When I hear someone say FKTs miss the point of the trail, I can’t help but wonder if they believe we consider fast efforts superior to other ways of being outdoors. Nothing could be further from the truth, for me or for many of the athletes I talked to.
“Everyone is allowed to have the experience that is meaningful to them,” says Feinson. “In life, and especially on a trail as sacred as the Long Trail.”

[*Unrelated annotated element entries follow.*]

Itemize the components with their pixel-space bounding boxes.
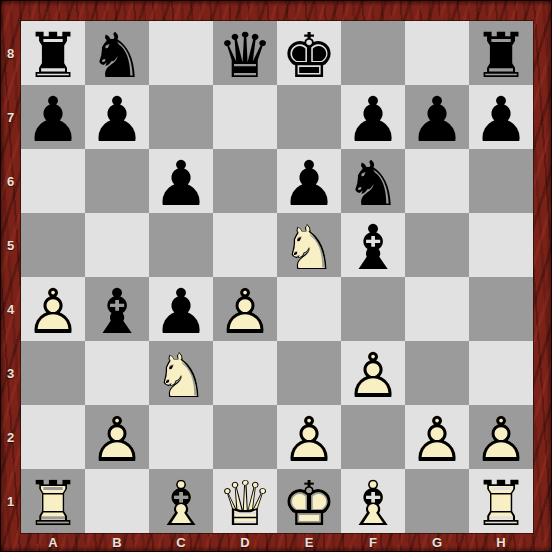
piece-black-bishop[interactable]: ♝	[341, 213, 405, 277]
square-d5[interactable]	[213, 213, 277, 277]
piece-fill-glyph: ♜	[21, 21, 85, 85]
square-a6[interactable]	[21, 149, 85, 213]
square-h3[interactable]	[469, 341, 533, 405]
square-f6[interactable]: ♞	[341, 149, 405, 213]
rank-label-2: 2	[0, 405, 21, 469]
square-g4[interactable]	[405, 277, 469, 341]
piece-fill-glyph: ♟	[469, 85, 533, 149]
piece-outline-glyph: ♙	[469, 405, 533, 469]
square-f5[interactable]: ♝	[341, 213, 405, 277]
piece-fill-glyph: ♟	[341, 85, 405, 149]
piece-fill-glyph: ♟	[277, 149, 341, 213]
piece-fill-glyph: ♞	[85, 21, 149, 85]
square-c8[interactable]	[149, 21, 213, 85]
piece-fill-glyph: ♝	[85, 277, 149, 341]
square-a8[interactable]: ♜	[21, 21, 85, 85]
piece-fill-glyph: ♝	[341, 213, 405, 277]
file-label-c: C	[149, 533, 213, 552]
square-c7[interactable]	[149, 85, 213, 149]
square-f7[interactable]: ♟	[341, 85, 405, 149]
square-c2[interactable]	[149, 405, 213, 469]
piece-black-pawn[interactable]: ♟	[469, 85, 533, 149]
piece-outline-glyph: ♙	[341, 341, 405, 405]
square-h1[interactable]: ♜♖	[469, 469, 533, 533]
piece-white-rook[interactable]: ♜♖	[21, 469, 85, 533]
square-g1[interactable]	[405, 469, 469, 533]
square-e1[interactable]: ♚♔	[277, 469, 341, 533]
piece-outline-glyph: ♙	[21, 277, 85, 341]
square-f8[interactable]	[341, 21, 405, 85]
square-g6[interactable]	[405, 149, 469, 213]
square-f2[interactable]	[341, 405, 405, 469]
square-b5[interactable]	[85, 213, 149, 277]
piece-fill-glyph: ♟	[21, 85, 85, 149]
rank-label-7: 7	[0, 85, 21, 149]
square-h5[interactable]	[469, 213, 533, 277]
piece-white-pawn[interactable]: ♟♙	[85, 405, 149, 469]
rank-label-5: 5	[0, 213, 21, 277]
square-a5[interactable]	[21, 213, 85, 277]
rank-label-4: 4	[0, 277, 21, 341]
square-c3[interactable]: ♞♘	[149, 341, 213, 405]
square-e3[interactable]	[277, 341, 341, 405]
square-h2[interactable]: ♟♙	[469, 405, 533, 469]
square-b8[interactable]: ♞	[85, 21, 149, 85]
square-e4[interactable]	[277, 277, 341, 341]
square-d7[interactable]	[213, 85, 277, 149]
piece-black-pawn[interactable]: ♟	[149, 149, 213, 213]
square-e8[interactable]: ♚	[277, 21, 341, 85]
square-a3[interactable]	[21, 341, 85, 405]
piece-white-pawn[interactable]: ♟♙	[213, 277, 277, 341]
square-d3[interactable]	[213, 341, 277, 405]
piece-outline-glyph: ♙	[277, 405, 341, 469]
square-g5[interactable]	[405, 213, 469, 277]
square-c5[interactable]	[149, 213, 213, 277]
square-e2[interactable]: ♟♙	[277, 405, 341, 469]
piece-white-pawn[interactable]: ♟♙	[405, 405, 469, 469]
square-g2[interactable]: ♟♙	[405, 405, 469, 469]
square-b6[interactable]	[85, 149, 149, 213]
piece-outline-glyph: ♔	[277, 469, 341, 533]
piece-black-pawn[interactable]: ♟	[21, 85, 85, 149]
piece-black-rook[interactable]: ♜	[21, 21, 85, 85]
piece-white-king[interactable]: ♚♔	[277, 469, 341, 533]
piece-fill-glyph: ♟	[405, 85, 469, 149]
piece-white-pawn[interactable]: ♟♙	[341, 341, 405, 405]
piece-black-pawn[interactable]: ♟	[277, 149, 341, 213]
piece-black-rook[interactable]: ♜	[469, 21, 533, 85]
piece-outline-glyph: ♙	[85, 405, 149, 469]
piece-white-bishop[interactable]: ♝♗	[341, 469, 405, 533]
square-g3[interactable]	[405, 341, 469, 405]
square-g7[interactable]: ♟	[405, 85, 469, 149]
piece-outline-glyph: ♙	[213, 277, 277, 341]
square-e7[interactable]	[277, 85, 341, 149]
chess-board: ♜♞♛♚♜♟♟♟♟♟♟♟♞♞♘♝♟♙♝♟♟♙♞♘♟♙♟♙♟♙♟♙♟♙♜♖♝♗♛♕…	[21, 21, 533, 533]
rank-label-3: 3	[0, 341, 21, 405]
board-frame: ♜♞♛♚♜♟♟♟♟♟♟♟♞♞♘♝♟♙♝♟♟♙♞♘♟♙♟♙♟♙♟♙♟♙♜♖♝♗♛♕…	[0, 0, 552, 552]
piece-black-pawn[interactable]: ♟	[405, 85, 469, 149]
file-label-a: A	[21, 533, 85, 552]
square-b2[interactable]: ♟♙	[85, 405, 149, 469]
file-label-h: H	[469, 533, 533, 552]
file-label-e: E	[277, 533, 341, 552]
piece-fill-glyph: ♚	[277, 21, 341, 85]
square-f3[interactable]: ♟♙	[341, 341, 405, 405]
file-label-g: G	[405, 533, 469, 552]
square-h7[interactable]: ♟	[469, 85, 533, 149]
piece-outline-glyph: ♗	[149, 469, 213, 533]
square-h4[interactable]	[469, 277, 533, 341]
piece-outline-glyph: ♘	[277, 213, 341, 277]
piece-outline-glyph: ♙	[405, 405, 469, 469]
square-d2[interactable]	[213, 405, 277, 469]
rank-label-8: 8	[0, 21, 21, 85]
rank-label-6: 6	[0, 149, 21, 213]
piece-outline-glyph: ♕	[213, 469, 277, 533]
square-h8[interactable]: ♜	[469, 21, 533, 85]
piece-black-knight[interactable]: ♞	[85, 21, 149, 85]
square-e5[interactable]: ♞♘	[277, 213, 341, 277]
square-c1[interactable]: ♝♗	[149, 469, 213, 533]
file-label-f: F	[341, 533, 405, 552]
square-a2[interactable]	[21, 405, 85, 469]
square-d1[interactable]: ♛♕	[213, 469, 277, 533]
piece-white-pawn[interactable]: ♟♙	[277, 405, 341, 469]
piece-white-knight[interactable]: ♞♘	[277, 213, 341, 277]
piece-outline-glyph: ♖	[21, 469, 85, 533]
file-label-d: D	[213, 533, 277, 552]
square-d8[interactable]: ♛	[213, 21, 277, 85]
piece-white-knight[interactable]: ♞♘	[149, 341, 213, 405]
piece-outline-glyph: ♗	[341, 469, 405, 533]
square-a7[interactable]: ♟	[21, 85, 85, 149]
piece-black-pawn[interactable]: ♟	[341, 85, 405, 149]
square-b3[interactable]	[85, 341, 149, 405]
piece-black-king[interactable]: ♚	[277, 21, 341, 85]
piece-fill-glyph: ♞	[341, 149, 405, 213]
square-g8[interactable]	[405, 21, 469, 85]
square-f4[interactable]	[341, 277, 405, 341]
piece-black-pawn[interactable]: ♟	[85, 85, 149, 149]
square-b7[interactable]: ♟	[85, 85, 149, 149]
square-d4[interactable]: ♟♙	[213, 277, 277, 341]
piece-black-bishop[interactable]: ♝	[85, 277, 149, 341]
square-d6[interactable]	[213, 149, 277, 213]
piece-white-pawn[interactable]: ♟♙	[21, 277, 85, 341]
piece-white-queen[interactable]: ♛♕	[213, 469, 277, 533]
piece-fill-glyph: ♟	[149, 277, 213, 341]
square-h6[interactable]	[469, 149, 533, 213]
piece-fill-glyph: ♟	[85, 85, 149, 149]
piece-outline-glyph: ♘	[149, 341, 213, 405]
piece-black-knight[interactable]: ♞	[341, 149, 405, 213]
square-e6[interactable]: ♟	[277, 149, 341, 213]
square-a1[interactable]: ♜♖	[21, 469, 85, 533]
piece-fill-glyph: ♛	[213, 21, 277, 85]
piece-white-rook[interactable]: ♜♖	[469, 469, 533, 533]
piece-fill-glyph: ♜	[469, 21, 533, 85]
piece-black-pawn[interactable]: ♟	[149, 277, 213, 341]
square-a4[interactable]: ♟♙	[21, 277, 85, 341]
square-c6[interactable]: ♟	[149, 149, 213, 213]
file-label-b: B	[85, 533, 149, 552]
piece-outline-glyph: ♖	[469, 469, 533, 533]
piece-white-pawn[interactable]: ♟♙	[469, 405, 533, 469]
square-b4[interactable]: ♝	[85, 277, 149, 341]
piece-white-bishop[interactable]: ♝♗	[149, 469, 213, 533]
square-b1[interactable]	[85, 469, 149, 533]
piece-black-queen[interactable]: ♛	[213, 21, 277, 85]
square-f1[interactable]: ♝♗	[341, 469, 405, 533]
rank-label-1: 1	[0, 469, 21, 533]
square-c4[interactable]: ♟	[149, 277, 213, 341]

FKTs require training, and the countless days of running, hiking, and camping necessary to prepare for a record attempt look pretty similar to the ways most other people use the trail. My FKTs were more meaningful to me because I had already connected with those landscapes. I completed most of the Colorado Trail in 2018 during a Continental Divide Trail thru-hike, and my record attempt two years later allowed me to reconnect with my former self.
My connection to the Long Trail is as old as I am: I grew up at the base of Bolton Mountain, whose ridgeline the Long Trail traverses. During my record attempt, I ran along the horizon of my childhood world. Yes, vanity got me onto the trail, but it’s equally true that the Long Trail enticed me because I wanted to access that ineffable mental state that comes with extreme physical exertion while immersed in a landscape that meant so much to me.
The morning before I got trench foot, I reached an outcropping and looked out across the Green Mountains. Wisps of fog were rising from the valley between rain showers. The sky was a flat mass of clouds except one perfect, tiny circle of sun. The glacier-carved ridges, the lush green forest, the schist under my feet worn smooth by generations of hikers: the view elicited something deep within me, a profound recognition and comfort. I was home.
At Rolston Rest, sleep deprived and starving, my feet a mess, I thought of that view. I thought of how much I had left to learn about my body and mind, how much the Long Trail still had to teach me. And like anyone else who goes outdoors, I made the choice that was meaningful to me at the time. I kept running.